0. Resources


1. Start the Project

If you’re interested in learning how to create a new Spark project in Scala, refer to the initial blog post on Spark available at the following link: https://simdangelo.github.io/blog/run-spark-application/. In this guide, we utilize the same project that was used in previous tutorials and will continue to use in future ones. You can download this project from the following repository: https://github.com/simdangelo/apache-spark-blog-tutorial.


2. Data Skew

2.1. Data Skew explained

When does Data Skew happens?

Let’s assume a scenario where you have data split in 5 partition (p3 is the largest one, p2 is the smallest one) and an hardware configuration consisting in 1 executors with 5 cores and 10GB RAM (so each core has 2GB RAM):

Let’s see how these partitions are processed inside the executor:

From the dotted line on, only one core is working, while all the others are sitting IDLE. This means that there is an uneven utilisation of resources and you’re paying for resources you’re not even using. The ideal scenario should be the following one:

Let’s try to give a definition to Data Skew: In Apache Spark, the Data Skew problem occurs when the distribution of data across the partitions is uneven. This imbalance can lead to some partitions being much larger than others, causing certain tasks to take significantly longer to process. As a result, the overall job execution time increases, leading to inefficiencies and reduced performance. Data skew typically arises from the presence of highly frequent keys in operations such as joins, groupBy, and aggregations.

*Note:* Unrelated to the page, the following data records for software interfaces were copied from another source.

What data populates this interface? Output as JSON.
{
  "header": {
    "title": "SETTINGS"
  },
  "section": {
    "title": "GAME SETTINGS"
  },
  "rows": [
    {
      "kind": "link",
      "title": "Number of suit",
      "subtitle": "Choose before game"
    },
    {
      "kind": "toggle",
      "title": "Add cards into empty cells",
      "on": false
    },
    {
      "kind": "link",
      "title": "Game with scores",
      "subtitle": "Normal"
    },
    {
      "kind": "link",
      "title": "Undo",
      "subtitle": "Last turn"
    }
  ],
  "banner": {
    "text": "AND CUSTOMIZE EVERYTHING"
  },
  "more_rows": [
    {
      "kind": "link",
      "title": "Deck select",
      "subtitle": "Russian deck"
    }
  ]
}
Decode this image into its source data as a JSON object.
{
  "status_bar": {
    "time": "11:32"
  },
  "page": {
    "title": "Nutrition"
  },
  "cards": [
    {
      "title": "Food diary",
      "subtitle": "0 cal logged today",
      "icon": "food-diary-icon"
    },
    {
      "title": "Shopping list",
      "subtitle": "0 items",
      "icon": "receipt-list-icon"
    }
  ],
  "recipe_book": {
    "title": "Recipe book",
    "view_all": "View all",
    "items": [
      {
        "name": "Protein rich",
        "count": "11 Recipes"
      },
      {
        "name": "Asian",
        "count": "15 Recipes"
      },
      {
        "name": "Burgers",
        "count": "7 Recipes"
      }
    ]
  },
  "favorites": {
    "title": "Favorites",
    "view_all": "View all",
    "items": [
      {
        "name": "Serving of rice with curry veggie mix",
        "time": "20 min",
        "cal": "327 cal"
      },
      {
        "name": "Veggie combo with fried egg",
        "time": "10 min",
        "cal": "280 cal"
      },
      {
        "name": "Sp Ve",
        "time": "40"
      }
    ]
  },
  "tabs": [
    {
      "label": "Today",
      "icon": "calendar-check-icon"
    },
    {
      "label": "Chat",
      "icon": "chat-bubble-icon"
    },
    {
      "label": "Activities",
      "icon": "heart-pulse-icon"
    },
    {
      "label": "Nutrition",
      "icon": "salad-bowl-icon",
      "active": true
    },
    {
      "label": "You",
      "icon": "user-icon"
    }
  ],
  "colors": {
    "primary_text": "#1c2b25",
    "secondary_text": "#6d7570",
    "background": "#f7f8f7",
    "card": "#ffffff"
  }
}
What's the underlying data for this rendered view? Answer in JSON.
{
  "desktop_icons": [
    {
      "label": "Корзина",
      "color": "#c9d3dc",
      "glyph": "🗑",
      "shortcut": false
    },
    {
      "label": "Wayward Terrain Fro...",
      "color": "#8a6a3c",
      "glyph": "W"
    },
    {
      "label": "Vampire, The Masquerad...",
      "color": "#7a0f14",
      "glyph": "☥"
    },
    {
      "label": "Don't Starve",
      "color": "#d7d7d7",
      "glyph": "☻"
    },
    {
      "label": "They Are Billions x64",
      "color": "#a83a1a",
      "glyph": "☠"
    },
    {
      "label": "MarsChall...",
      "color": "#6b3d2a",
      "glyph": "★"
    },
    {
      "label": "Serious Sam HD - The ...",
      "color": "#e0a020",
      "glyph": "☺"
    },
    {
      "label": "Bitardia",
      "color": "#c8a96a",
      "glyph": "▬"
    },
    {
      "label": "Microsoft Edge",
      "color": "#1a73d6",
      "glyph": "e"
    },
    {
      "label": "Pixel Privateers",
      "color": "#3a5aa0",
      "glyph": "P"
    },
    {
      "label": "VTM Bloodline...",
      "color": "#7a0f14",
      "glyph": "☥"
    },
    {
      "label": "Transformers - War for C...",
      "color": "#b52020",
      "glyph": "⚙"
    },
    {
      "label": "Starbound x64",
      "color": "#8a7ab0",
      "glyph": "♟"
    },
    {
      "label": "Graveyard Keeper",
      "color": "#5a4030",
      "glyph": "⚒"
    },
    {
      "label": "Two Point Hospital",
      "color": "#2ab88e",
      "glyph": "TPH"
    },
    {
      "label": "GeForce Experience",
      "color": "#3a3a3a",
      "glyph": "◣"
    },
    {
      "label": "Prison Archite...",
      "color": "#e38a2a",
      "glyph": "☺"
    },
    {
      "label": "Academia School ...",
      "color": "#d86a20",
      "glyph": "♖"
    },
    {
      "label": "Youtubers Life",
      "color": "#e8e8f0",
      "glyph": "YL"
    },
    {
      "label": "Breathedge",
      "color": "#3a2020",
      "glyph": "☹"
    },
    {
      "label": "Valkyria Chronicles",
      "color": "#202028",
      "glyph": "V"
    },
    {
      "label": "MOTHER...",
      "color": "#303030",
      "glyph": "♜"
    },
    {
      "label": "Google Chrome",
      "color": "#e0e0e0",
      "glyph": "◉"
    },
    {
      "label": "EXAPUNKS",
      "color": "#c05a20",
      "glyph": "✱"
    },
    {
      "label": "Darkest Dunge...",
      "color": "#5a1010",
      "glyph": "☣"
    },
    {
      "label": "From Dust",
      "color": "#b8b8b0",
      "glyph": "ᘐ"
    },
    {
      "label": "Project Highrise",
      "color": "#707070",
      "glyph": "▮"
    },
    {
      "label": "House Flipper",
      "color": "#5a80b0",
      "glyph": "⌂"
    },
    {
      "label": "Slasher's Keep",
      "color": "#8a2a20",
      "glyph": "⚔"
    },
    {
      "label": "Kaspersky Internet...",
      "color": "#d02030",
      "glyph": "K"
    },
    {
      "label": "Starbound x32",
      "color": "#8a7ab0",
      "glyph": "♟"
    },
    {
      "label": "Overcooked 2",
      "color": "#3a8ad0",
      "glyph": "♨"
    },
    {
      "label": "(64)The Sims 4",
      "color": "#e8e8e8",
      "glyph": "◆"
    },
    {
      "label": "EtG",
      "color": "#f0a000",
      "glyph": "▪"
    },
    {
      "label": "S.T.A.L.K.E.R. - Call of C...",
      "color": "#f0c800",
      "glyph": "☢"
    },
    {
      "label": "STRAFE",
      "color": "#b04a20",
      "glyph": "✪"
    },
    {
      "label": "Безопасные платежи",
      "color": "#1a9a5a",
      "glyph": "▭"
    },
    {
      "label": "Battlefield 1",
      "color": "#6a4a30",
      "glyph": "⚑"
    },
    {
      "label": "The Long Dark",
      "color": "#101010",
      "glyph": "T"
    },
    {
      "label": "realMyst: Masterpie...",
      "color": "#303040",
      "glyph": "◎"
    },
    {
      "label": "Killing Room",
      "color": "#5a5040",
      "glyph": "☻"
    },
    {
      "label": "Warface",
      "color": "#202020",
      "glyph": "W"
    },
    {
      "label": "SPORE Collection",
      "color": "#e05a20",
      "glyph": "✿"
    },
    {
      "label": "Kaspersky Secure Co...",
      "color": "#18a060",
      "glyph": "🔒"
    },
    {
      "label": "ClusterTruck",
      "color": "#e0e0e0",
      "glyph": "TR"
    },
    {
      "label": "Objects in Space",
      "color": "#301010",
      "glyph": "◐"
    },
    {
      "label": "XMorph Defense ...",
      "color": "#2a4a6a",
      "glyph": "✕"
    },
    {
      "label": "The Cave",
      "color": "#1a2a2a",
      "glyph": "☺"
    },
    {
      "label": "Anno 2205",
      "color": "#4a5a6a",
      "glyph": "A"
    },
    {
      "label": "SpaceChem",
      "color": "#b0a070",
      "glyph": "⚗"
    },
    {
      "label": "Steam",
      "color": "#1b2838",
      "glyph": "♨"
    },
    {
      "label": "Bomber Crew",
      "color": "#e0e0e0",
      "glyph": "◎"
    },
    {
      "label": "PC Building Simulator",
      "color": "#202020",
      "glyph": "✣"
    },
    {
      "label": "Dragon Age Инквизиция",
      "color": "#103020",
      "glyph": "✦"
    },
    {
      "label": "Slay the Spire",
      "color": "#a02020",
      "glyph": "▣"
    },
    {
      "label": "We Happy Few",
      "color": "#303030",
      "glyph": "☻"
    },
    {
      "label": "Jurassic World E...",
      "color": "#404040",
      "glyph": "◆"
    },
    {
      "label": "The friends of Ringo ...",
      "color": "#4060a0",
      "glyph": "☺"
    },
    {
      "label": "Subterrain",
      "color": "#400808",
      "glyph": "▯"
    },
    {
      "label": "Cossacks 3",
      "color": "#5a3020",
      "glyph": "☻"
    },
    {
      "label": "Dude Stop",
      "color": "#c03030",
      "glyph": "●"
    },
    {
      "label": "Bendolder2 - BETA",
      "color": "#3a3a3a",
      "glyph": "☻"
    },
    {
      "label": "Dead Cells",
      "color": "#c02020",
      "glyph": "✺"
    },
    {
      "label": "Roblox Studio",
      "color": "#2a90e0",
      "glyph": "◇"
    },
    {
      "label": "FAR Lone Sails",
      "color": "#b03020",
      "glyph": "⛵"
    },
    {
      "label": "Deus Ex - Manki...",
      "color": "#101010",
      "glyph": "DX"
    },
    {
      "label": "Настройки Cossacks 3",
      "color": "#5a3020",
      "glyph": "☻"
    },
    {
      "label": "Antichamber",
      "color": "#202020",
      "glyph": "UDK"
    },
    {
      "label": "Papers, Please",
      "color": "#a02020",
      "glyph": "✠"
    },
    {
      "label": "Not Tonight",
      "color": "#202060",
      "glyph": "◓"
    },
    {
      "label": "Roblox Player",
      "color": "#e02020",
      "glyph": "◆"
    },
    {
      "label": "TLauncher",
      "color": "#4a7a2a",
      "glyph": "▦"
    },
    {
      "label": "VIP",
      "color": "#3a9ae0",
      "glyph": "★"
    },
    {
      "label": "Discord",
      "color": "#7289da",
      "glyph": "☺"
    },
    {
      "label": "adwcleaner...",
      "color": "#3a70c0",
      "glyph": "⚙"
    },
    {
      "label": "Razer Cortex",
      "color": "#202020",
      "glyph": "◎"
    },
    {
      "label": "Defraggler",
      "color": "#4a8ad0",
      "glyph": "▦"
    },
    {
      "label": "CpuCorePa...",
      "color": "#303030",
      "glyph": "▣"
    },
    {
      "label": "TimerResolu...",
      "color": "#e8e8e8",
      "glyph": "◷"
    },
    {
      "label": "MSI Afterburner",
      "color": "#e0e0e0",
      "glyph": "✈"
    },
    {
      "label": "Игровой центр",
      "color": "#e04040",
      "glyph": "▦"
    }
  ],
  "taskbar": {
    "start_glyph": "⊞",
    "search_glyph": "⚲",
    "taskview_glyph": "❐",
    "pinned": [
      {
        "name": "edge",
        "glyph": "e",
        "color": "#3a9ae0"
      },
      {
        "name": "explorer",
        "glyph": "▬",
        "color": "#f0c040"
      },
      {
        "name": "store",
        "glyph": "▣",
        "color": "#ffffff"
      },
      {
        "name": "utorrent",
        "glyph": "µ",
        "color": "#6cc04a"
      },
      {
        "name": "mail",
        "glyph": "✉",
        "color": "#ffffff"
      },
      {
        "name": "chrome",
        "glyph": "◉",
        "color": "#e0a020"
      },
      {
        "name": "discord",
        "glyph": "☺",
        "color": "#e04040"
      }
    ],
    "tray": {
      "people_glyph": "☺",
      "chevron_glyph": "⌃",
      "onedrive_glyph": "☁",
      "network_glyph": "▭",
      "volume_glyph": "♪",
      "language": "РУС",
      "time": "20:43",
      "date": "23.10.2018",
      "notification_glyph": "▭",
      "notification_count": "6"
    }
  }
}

What kind of operations can cause Data Skew?

  • groupBy() operation. Suppose an operation like:

    df.groupBy("country").count()

    If in your dataset there is a country value which is more numerous compared to the others, it turns out that whichever core getting process the partition where that country is present, is going to take a lot of more time compared to the other partitions:

  • join() operation.

    The reason is the same as grouping operation: there is a massive presence of some specific value of product_id that causes join skew.

Negative Consequences of Data Skew

  • Job is taking time
  • uneven utilization of resources (cores are sitting IDLE as we have seen before)
  • Out Of Memory Errors

2.2. Data Skew example

Let’s start by creating a new Scala file called DataSkew and let’s write the usual configuration:

val spark = SparkSession.builder
  .appName("Data Skew Example")
  .master("local[4]")
  .config("spark.sql.adaptive.enabled", "false")
  .getOrCreate()
  
spark.sparkContext.setLogLevel("WARN")
spark.conf.set("spark.sql.autoBroadcastJoinThreshold", -1)

Two important things to note:

  • Adaptive Query Execution (AQE) is one of the possible solution to Data Skew problem, so I disabled that in order to show the problem.
  • Broadcast Join is another possible solution to Data Skew problem, so again I disable that.

For this example I used the data that Afaque Ahmad shared in his GitHub Repo (link above). Let’s import a skewed DF, where a specific customer has insanely more transaction than the others, and another DF we’ll join with:

val transactions_file = "src/main/resources/data/data_skew/transactions.parquet"
val customer_file = "src/main/resources/data/data_skew/customers.parquet"
 
val df_transactions = spark.read.parquet(transactions_file)
val df_customers = spark.read.parquet(customer_file)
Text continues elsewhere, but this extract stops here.